The effectiveness of using natural and modern stabilizers as environmentally friendly materials including clay, polyvinyl-acetate, and reinforcement fibers including PP fiber in soil stabilization was regularly investigated through laboratory tests to evaluate the compressive strength and erosion potential of soils. In the present study, a series of experiments have been carried out and it was attempted to investigate the effects of adding the abovementioned modern stabilizers on the soil compressive strength, erosional potential, and microstructures via considering different samples of a real site database depending on the performed laboratory tests. The most important results of the research are presented below.

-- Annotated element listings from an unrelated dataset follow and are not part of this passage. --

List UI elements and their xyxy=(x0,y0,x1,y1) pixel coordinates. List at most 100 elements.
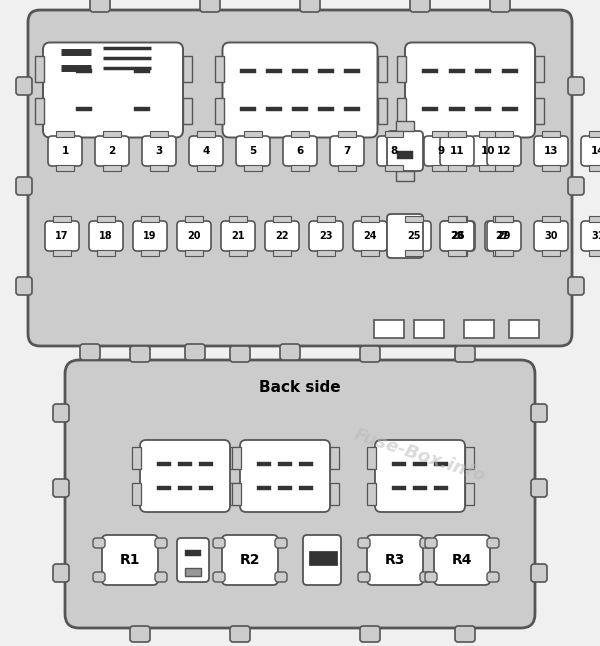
Bar xyxy=(185,550,201,556)
Bar xyxy=(230,483,239,505)
FancyBboxPatch shape xyxy=(28,10,572,346)
Bar xyxy=(239,69,256,73)
Text: 20: 20 xyxy=(187,231,201,241)
Bar xyxy=(56,131,74,137)
Bar xyxy=(330,447,339,469)
FancyBboxPatch shape xyxy=(80,344,100,360)
FancyBboxPatch shape xyxy=(485,221,519,251)
Bar xyxy=(367,447,376,469)
Bar xyxy=(502,107,518,110)
FancyBboxPatch shape xyxy=(581,221,600,251)
Bar xyxy=(589,131,600,137)
Text: 10: 10 xyxy=(481,146,495,156)
Bar xyxy=(509,320,539,338)
FancyBboxPatch shape xyxy=(93,572,105,582)
Bar xyxy=(53,216,71,222)
Bar xyxy=(589,216,600,222)
Bar xyxy=(185,216,203,222)
Bar xyxy=(434,486,448,490)
FancyBboxPatch shape xyxy=(581,136,600,166)
FancyBboxPatch shape xyxy=(455,626,475,642)
FancyBboxPatch shape xyxy=(240,440,330,512)
Bar xyxy=(344,107,361,110)
Bar xyxy=(97,216,115,222)
Bar xyxy=(465,483,474,505)
Bar xyxy=(493,216,511,222)
Bar xyxy=(361,250,379,256)
Bar xyxy=(266,69,282,73)
Text: 7: 7 xyxy=(343,146,350,156)
Bar xyxy=(56,165,74,171)
FancyBboxPatch shape xyxy=(53,564,69,582)
Bar xyxy=(103,131,121,137)
FancyBboxPatch shape xyxy=(265,221,299,251)
Text: Back side: Back side xyxy=(259,380,341,395)
FancyBboxPatch shape xyxy=(487,538,499,548)
FancyBboxPatch shape xyxy=(490,0,510,12)
Bar xyxy=(448,131,466,137)
FancyBboxPatch shape xyxy=(330,136,364,166)
Bar xyxy=(140,216,160,222)
Bar xyxy=(589,165,600,171)
Bar xyxy=(215,56,223,83)
FancyBboxPatch shape xyxy=(65,360,535,628)
Bar xyxy=(494,250,514,256)
Bar xyxy=(178,486,192,490)
FancyBboxPatch shape xyxy=(222,535,278,585)
Text: 5: 5 xyxy=(250,146,257,156)
Text: 30: 30 xyxy=(544,231,558,241)
Bar xyxy=(317,216,335,222)
Bar xyxy=(317,250,335,256)
FancyBboxPatch shape xyxy=(434,535,490,585)
Text: R3: R3 xyxy=(385,553,405,567)
Bar xyxy=(493,250,511,256)
Bar xyxy=(404,216,424,222)
Bar xyxy=(140,250,160,256)
FancyBboxPatch shape xyxy=(568,77,584,95)
Bar xyxy=(449,107,465,110)
Text: 23: 23 xyxy=(319,231,333,241)
FancyBboxPatch shape xyxy=(531,564,547,582)
FancyBboxPatch shape xyxy=(531,479,547,497)
FancyBboxPatch shape xyxy=(275,538,287,548)
Text: R2: R2 xyxy=(240,553,260,567)
Bar xyxy=(392,462,406,466)
Bar xyxy=(479,131,497,137)
Bar xyxy=(422,107,438,110)
Bar xyxy=(479,165,497,171)
Bar xyxy=(53,250,71,256)
FancyBboxPatch shape xyxy=(185,344,205,360)
Bar xyxy=(367,483,376,505)
Bar xyxy=(413,462,427,466)
Bar xyxy=(396,121,414,131)
FancyBboxPatch shape xyxy=(130,346,150,362)
Bar xyxy=(149,165,169,171)
FancyBboxPatch shape xyxy=(230,626,250,642)
Bar xyxy=(157,486,172,490)
Bar xyxy=(431,131,451,137)
FancyBboxPatch shape xyxy=(213,538,225,548)
Bar xyxy=(183,98,192,124)
FancyBboxPatch shape xyxy=(189,136,223,166)
Bar xyxy=(35,98,44,124)
FancyBboxPatch shape xyxy=(471,136,505,166)
FancyBboxPatch shape xyxy=(130,626,150,642)
Bar xyxy=(542,216,560,222)
Bar xyxy=(414,320,444,338)
Bar xyxy=(475,107,491,110)
Bar xyxy=(330,483,339,505)
FancyBboxPatch shape xyxy=(360,346,380,362)
FancyBboxPatch shape xyxy=(230,346,250,362)
Bar xyxy=(35,56,44,83)
FancyBboxPatch shape xyxy=(140,440,230,512)
Bar xyxy=(292,107,308,110)
Bar xyxy=(244,131,262,137)
Bar xyxy=(535,98,544,124)
Bar xyxy=(183,56,192,83)
Bar xyxy=(397,151,413,159)
Text: 3: 3 xyxy=(155,146,163,156)
Text: 25: 25 xyxy=(407,231,421,241)
Bar xyxy=(229,250,247,256)
Bar xyxy=(266,107,282,110)
FancyBboxPatch shape xyxy=(425,572,437,582)
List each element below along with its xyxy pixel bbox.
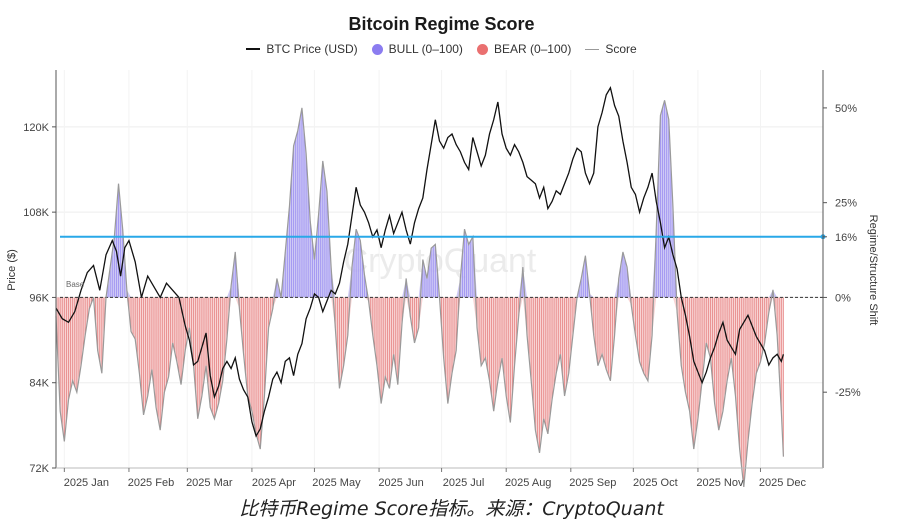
y-tick-label: 72K xyxy=(29,463,49,475)
score-line-layer xyxy=(55,100,784,488)
legend-bear-dot-icon xyxy=(476,43,488,55)
y2-tick-label: 50% xyxy=(835,103,857,115)
price-series-line xyxy=(55,86,785,438)
figure-caption: 比特币Regime Score指标。来源：CryptoQuant xyxy=(239,498,664,520)
x-tick-label: 2025 Jun xyxy=(378,477,423,489)
legend-price-label: BTC Price (USD) xyxy=(266,42,358,56)
x-tick-label: 2025 Feb xyxy=(128,477,174,489)
legend-bull-dot-icon xyxy=(371,43,383,55)
score-series-line xyxy=(55,100,784,488)
x-tick-label: 2025 Aug xyxy=(505,477,552,489)
x-tick-label: 2025 Nov xyxy=(696,477,744,489)
legend-bear-label: BEAR (0–100) xyxy=(493,42,572,56)
threshold-layer xyxy=(60,234,826,240)
y-tick-label: 108K xyxy=(23,207,49,219)
x-tick-label: 2025 Sep xyxy=(569,477,616,489)
watermark: CryptoQuant xyxy=(344,242,537,280)
y2-tick-label: 0% xyxy=(835,292,851,304)
y2-axis-title: Regime/Structure Shift xyxy=(867,215,879,326)
chart-title: Bitcoin Regime Score xyxy=(348,14,535,34)
legend-score-line-icon xyxy=(585,48,600,50)
y-tick-label: 84K xyxy=(29,378,49,390)
x-tick-label: 2025 Jul xyxy=(443,477,485,489)
x-tick-label: 2025 May xyxy=(312,477,361,489)
x-tick-label: 2025 Apr xyxy=(252,477,296,489)
score-bars-layer xyxy=(55,100,784,487)
score-fill-layer xyxy=(56,100,784,487)
legend-price-line-icon xyxy=(246,48,261,50)
chart-legend: BTC Price (USD) BULL (0–100) BEAR (0–100… xyxy=(0,42,883,56)
bear-area xyxy=(56,297,784,487)
y-tick-label: 96K xyxy=(29,292,49,304)
legend-item-bull[interactable]: BULL (0–100) xyxy=(371,42,463,56)
ticks-layer: 72K 84K 96K 108K 120K 50% 25% 16% 0% -25% 2025 Jan… xyxy=(23,103,861,489)
legend-score-label: Score xyxy=(605,42,637,56)
base-label: Base xyxy=(66,280,85,289)
axes-layer xyxy=(55,70,824,469)
legend-item-bear[interactable]: BEAR (0–100) xyxy=(476,42,572,56)
y2-tick-label: -25% xyxy=(835,387,861,399)
x-tick-label: 2025 Mar xyxy=(186,477,233,489)
y2-tick-label: 16% xyxy=(835,232,857,244)
x-tick-label: 2025 Jan xyxy=(64,477,109,489)
legend-bull-label: BULL (0–100) xyxy=(388,42,463,56)
x-tick-label: 2025 Oct xyxy=(633,477,678,489)
y2-tick-label: 25% xyxy=(835,198,857,210)
y-axis-title: Price ($) xyxy=(6,249,18,291)
x-tick-label: 2025 Dec xyxy=(759,477,807,489)
legend-item-score[interactable]: Score xyxy=(585,42,637,56)
legend-item-price[interactable]: BTC Price (USD) xyxy=(246,42,358,56)
price-line-layer xyxy=(55,86,785,438)
chart-plot: CryptoQuant 72K 84K 96K 108K 120K 50% 25% 16% 0%… xyxy=(6,70,879,489)
y-tick-label: 120K xyxy=(23,122,49,134)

  • Among different PP fiber contents, the greatest strength was related to the sandy soil reinforced with 0.5% fibers at the 28-day curing time, which increased by 2.12 times, as compared to the sample with no fibers.

  • Among different PVAc contents, in the optimum state, the greatest strength was related to the sandy soil stabilized with 1.2% PVAc at the 28-day curing time, which increased 2.86 times, as compared to the sample with no PVAc.

  • In all curing times, the PGSS improved by combining PVAc and clay and performed better in terms of mechanical strength than the sample improved by combining PP fiber and clay. On the other hand, in terms of erosion resistance, the combination of clay and fiber performed better than the combination of clay and PVAc did.

  • Among different clay contents, in the optimum state, the greatest strength was related to the sandy soil stabilized with 20% clay at the 28-day curing time, which increased 4.5 times, as compared to the sample with no clay.

  • Among different samples reinforced by fiber, the highest ERI is related to the samples with 0.5% fibers at the 28-day curing time, which increased by 6%, as compared to the sample with no fibers.

  • The highest ERI for PVAc treated samples is related to the samples with 1.2% PVAc at the 28-day curing time, which increased by 3%, as compared to the sample with no PVAc.

  • The highest ERI for clay treated samples is related to the samples with 20% clay at the 28-day curing time, which was 4.28 and increased by 10%, as compared to the sample with no clay.

  • Finally, the results obtained from SEM analysis showed that the stabilized and reinforced sand sample became denser as the content of the amendments increased, making it a harder material to withstand more forces.